Freeman shivered, and the deadscape beyond the bridge became more tempting than ever. He could drown in that lightlessness and not care. He could face dying, he didn't mind going into the dark, as long as he was with Vicky. But not with Dad hanging around smart or crazy enough to split himself, keep one half back mere in the real world and the other here in the deadscape.

"So you think you're going to take this little sack of vomit with you?" Dad triptrapped them both. He turned toward Vicky, his soul sharp around the edges, his form ten feet tall, his fingers ready to rip into anything that smacked of unity.

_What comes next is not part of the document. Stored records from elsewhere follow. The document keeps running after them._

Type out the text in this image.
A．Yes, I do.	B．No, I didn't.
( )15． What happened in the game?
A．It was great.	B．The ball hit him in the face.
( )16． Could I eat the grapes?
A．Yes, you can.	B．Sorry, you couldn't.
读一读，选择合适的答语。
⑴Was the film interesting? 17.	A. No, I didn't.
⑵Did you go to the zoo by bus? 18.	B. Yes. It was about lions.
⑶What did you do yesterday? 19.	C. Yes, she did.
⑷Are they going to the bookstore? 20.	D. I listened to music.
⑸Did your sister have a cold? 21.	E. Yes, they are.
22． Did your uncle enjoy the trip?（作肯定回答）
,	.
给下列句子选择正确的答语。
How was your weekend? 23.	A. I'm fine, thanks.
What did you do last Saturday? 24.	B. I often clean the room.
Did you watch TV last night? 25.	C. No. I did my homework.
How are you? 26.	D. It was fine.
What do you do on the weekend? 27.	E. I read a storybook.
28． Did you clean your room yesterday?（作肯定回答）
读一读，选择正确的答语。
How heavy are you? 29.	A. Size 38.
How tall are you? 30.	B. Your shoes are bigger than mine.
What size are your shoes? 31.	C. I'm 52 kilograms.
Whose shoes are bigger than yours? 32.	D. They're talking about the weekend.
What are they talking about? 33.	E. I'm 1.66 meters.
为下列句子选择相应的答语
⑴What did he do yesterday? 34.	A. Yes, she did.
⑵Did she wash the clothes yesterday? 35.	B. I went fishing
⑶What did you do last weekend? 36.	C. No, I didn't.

"Leave her alone," Freeman triptrapped.

"Ah, finally growing some balls, Trooper? You were so easy to control, you pathetic little puke. I tried it on other people, even your mother, but nobody rolled over like you did. You opened up your mind and invited me in, dared me to play with it."

"That was a long time ago. I was just a little boy. How could I know what was going on?"

Dad's laughter tore across the deadscape, making the darkness rattle, pulling the cloak of eternal night closer around them. "Still trying to blame others, huh, Freeman? All your miserable life, you've been telling yourself it's not your fault. Well, Shit for Brains, it is your fault."

Dad turned back to Vicky, and the force of his triptrap seared through both of them. "So he finally told you, didn't he, lard-ass? It's all true, except for that part where he said I was the one who made him do it. Truth is, you always wanted to kill her, didn't you, Freeman? It was your idea, and you built this little fantasy where I was the one who made you do it. You can't out-shrink me, can you, Trooper?"